Há, de fato, como o Ban(Jandir) bem disse, um nordeste forte e magnético puxando a seta da bússola do subúrbio, e do suburbano, sudestino ao seu destino mais promissor: ser caatinga, restinga e sertão. Mas há também uma ilha no existir de quem trilha a andança como forma de vida. Uma sensação estranha e estrangeira que permeia toda a  pertença que possamos experimentar em qualquer lugar em que nos aquietamos.
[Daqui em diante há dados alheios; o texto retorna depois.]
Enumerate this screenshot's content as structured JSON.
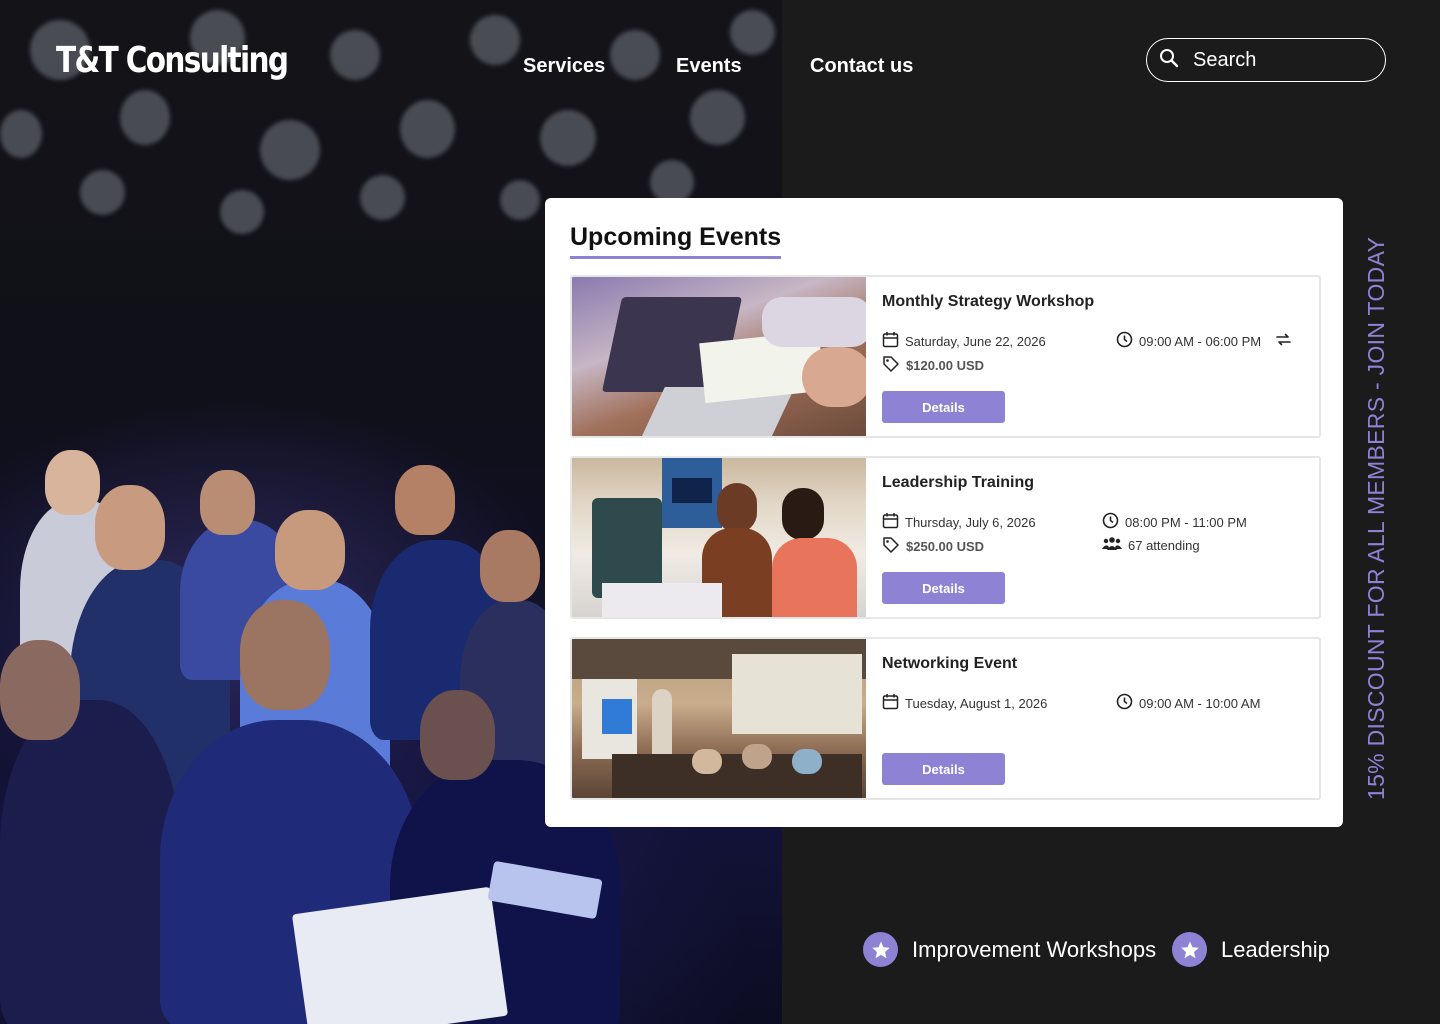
{
  "header": {
    "logo": "T&T Consulting",
    "nav": [
      {
        "label": "Services"
      },
      {
        "label": "Events"
      },
      {
        "label": "Contact us"
      }
    ],
    "search": {
      "placeholder": "Search",
      "icon": "search-icon"
    }
  },
  "events_panel": {
    "title": "Upcoming Events",
    "events": [
      {
        "name": "Monthly Strategy Workshop",
        "date": "Saturday, June 22, 2026",
        "time": "09:00 AM - 06:00 PM",
        "price": "$120.00 USD",
        "recurring": true,
        "button": "Details"
      },
      {
        "name": "Leadership Training",
        "date": "Thursday, July 6, 2026",
        "time": "08:00 PM - 11:00 PM",
        "price": "$250.00 USD",
        "attending": "67 attending",
        "button": "Details"
      },
      {
        "name": "Networking Event",
        "date": "Tuesday, August 1, 2026",
        "time": "09:00 AM - 10:00 AM",
        "button": "Details"
      }
    ]
  },
  "promo": {
    "text": "15% DISCOUNT FOR ALL MEMBERS - JOIN TODAY"
  },
  "tags": [
    {
      "label": "Improvement Workshops",
      "icon": "star-icon"
    },
    {
      "label": "Leadership",
      "icon": "star-icon"
    }
  ],
  "colors": {
    "accent": "#8e82d4",
    "background": "#1c1b1c",
    "card": "#ffffff"
  }
}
É o que vejo nos trabalhos do Bledo(Rodrigo), um rebuliço entre um nordeste que puxa para seu seio e uma insularidade indissolúvel no olhar de quem o ama. 
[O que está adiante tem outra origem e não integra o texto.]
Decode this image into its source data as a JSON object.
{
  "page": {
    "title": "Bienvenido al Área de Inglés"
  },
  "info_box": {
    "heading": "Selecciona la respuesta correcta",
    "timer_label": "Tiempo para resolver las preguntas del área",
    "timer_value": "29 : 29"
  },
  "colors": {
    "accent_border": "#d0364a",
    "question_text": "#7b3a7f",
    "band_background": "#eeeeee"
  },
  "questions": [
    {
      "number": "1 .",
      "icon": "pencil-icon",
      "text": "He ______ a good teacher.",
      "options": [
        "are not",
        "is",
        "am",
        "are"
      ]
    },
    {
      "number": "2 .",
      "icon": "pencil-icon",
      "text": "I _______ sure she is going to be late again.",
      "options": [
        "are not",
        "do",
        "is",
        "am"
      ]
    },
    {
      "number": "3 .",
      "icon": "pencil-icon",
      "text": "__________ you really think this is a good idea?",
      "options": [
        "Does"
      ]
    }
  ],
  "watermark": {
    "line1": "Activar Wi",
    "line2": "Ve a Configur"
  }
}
Achar, por exemplo, na Ilha de Ferro a madeira e outras maneiras de resolver a vontade, além de achar as pedrinhas miudinhas que alumiam suas passagens, paragens e olhar – o tal miúdo essencial que pauta bastante dos processos do Bledo, como bem lembrou a Tiba(Silvana) – é mais um sinal de que as ilhas se revelam aos que, como ilhas, são capazes de se sentir. O olhar de ilha, como o do Bledo, é interessado no segredo e apruma as oiça pra ouvir a ladainha. Vê no que está fora tudo o que está dentro. A fachada como convite a entrar, o varal como um portal a atravessar e outros lugares onde seu olhar espera e espreita de fora a força interior, como uma ilha que, cercada de mar, sente a maré como quem respira.  

Dentro e fora; Interior e exterior; Lá e cá… são falsas dicotomias, uma vez que são resultados de um mesmo ponto de vista. Acredito que a ideia de sudeste e nordeste também assim o seja e, portanto, não é na diferença que reside a fronteira, mas no que há em comum entre essas duplas de sentidos: o segredo. E a única coisa que podemos saber de um segredo, sem que ele deixe de ser segredo, é que o segredo é palavra. E o segredo é palavra que precisa sempre ser inventada, reinventada, escrita, borrada e apagada sem dó para manter-se secreto, e Bledo, ciente de que este é um jogo de azar, joga os dados, costura frases, pinta e rasga fita crepe e manifesta como um convite para conversar sobre as rotinas mais simples e nada secretas, pois é na fachada que está o convite para entrar. 

Na rasura, no rascunho, na garatuja e no descartar, assim como no interior de si, no interior do só e no interior que é só o interior daqui. Jogando com as palavras, andando e conversando o mais simples para o tempo passar amigo, como nós quatro faziamos de uma sala de exposição a outra, Bledo é um artista e educador dos espaços onde habita, sensível a todo entorno que entorna em grandes ondas de suor e frescor, no mar dos desconfortos e confrontos da vida, uma ilha.

Bilhetes deixados no chão

Este bilhete foi escrito por um educador que demora quase três horas para ir ao museu onde trabalha. Que demora quase três horas para voltar para casa. Que acorda às cinco da manhã e, nos dias mais escuros, tem dúvidas se conseguirá dar um beijo de despedida no rosto de sua companheira ou em sua cabeça, ou no seu ombro, enquanto ela dorme. Que, quando sai de casa, caminha por um trecho com muitas pessoas catando pequenezas no chão. Pega barcas, ônibus, vans. Passa por cartões-postais e áreas de milícia. Vê recorrentemente um homem com uma mancha roxa na cabeça sentado na sua frente, no ônibus; parte da paisagem rotineira de árvores, prédios históricos, estampidos de armas, cavalos, pinos de pó caídos. Quem trabalha conduzindo visitas tem, antes, seu próprio roteiro de visitação.